Nearly half of the featured artists took the opportunity to produce new artworks, including paintings by Tessa Mars, drawings by José Morbán and Christopher Cozier, an installation by Elisa Bergel Melo, and an audio work by Guy Régis Jr. Works by Nelson Fory Ferreira, Sharelly Emanuelson, and Tony Cruz Pabón will be having their European debut in this show.

The exhibition is accompanied by an extensive public program, including films, talks, and podcasts, as well as weekly public tours.

About the Kulturstiftung Basel H. Geiger (excerpt from the website):

The Basel H. Geiger Cultural Foundation was founded in 2019 by artist and philanthropist Sibylle Piermattei-Geiger (1930—2020) and her husband Rocco Piermattei-Geiger, who named the foundation after her grandfather, Swiss pharmacist and entrepreneur Hermann Geiger (1870—1962). It was established to provide the City of Basel with an innovative and unique platform for art and artists. The Foundation’s aim is to create a place whit ample room for creativity and provide a space to present exhibitions, which go beyond the concepts of established institutions.

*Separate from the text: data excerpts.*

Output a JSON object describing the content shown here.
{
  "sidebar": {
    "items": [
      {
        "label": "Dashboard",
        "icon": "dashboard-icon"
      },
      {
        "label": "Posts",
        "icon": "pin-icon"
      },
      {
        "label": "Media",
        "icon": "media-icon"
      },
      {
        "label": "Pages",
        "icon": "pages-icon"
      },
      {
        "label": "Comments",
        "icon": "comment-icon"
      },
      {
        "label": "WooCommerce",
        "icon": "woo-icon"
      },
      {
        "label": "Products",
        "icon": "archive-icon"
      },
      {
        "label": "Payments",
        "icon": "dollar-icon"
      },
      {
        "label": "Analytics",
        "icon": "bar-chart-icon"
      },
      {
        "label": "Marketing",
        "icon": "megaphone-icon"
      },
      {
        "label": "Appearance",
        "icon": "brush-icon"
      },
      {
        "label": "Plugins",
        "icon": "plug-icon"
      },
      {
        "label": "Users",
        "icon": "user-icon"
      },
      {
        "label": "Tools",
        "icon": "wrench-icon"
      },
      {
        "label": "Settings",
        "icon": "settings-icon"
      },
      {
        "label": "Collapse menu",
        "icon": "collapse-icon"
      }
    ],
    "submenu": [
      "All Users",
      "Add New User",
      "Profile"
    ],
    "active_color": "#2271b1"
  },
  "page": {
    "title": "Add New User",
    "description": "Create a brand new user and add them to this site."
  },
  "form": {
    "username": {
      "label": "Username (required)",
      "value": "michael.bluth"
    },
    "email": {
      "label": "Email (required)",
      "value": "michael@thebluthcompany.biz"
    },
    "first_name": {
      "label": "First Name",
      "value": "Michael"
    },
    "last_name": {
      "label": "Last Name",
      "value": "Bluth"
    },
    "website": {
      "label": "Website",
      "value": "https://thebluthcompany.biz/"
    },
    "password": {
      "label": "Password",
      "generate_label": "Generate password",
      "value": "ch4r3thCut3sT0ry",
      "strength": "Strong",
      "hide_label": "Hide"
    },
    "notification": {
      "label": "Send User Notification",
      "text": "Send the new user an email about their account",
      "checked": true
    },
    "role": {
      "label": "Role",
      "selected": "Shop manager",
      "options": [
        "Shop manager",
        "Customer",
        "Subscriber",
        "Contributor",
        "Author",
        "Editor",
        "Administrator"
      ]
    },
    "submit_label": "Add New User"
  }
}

The intention is to create a cultural programme, that appeals to people without hesitation, drawing them into experiencing art in a different way each time they visit. Admission is free for all exhibitions. In addition, the Basel H. Geiger Cultural Foundation will produce an elaborate catalogue for each show, which is free of charge for visitors, hence allowing them to take a piece of each exhibition home with them. The objective of the Kulturstiftung Basel H. Geiger is to be established alongside great museums, exhibition venues and galleries in Basel, complementing and expanding cultural life, without competing with existing institutions. The Foundation is convinced, that Basel has an enthusiastic, broad-minded and culturally inclined public, with the ability to appreciate the Foundation’s contribution to an already rich and varied cultural programme.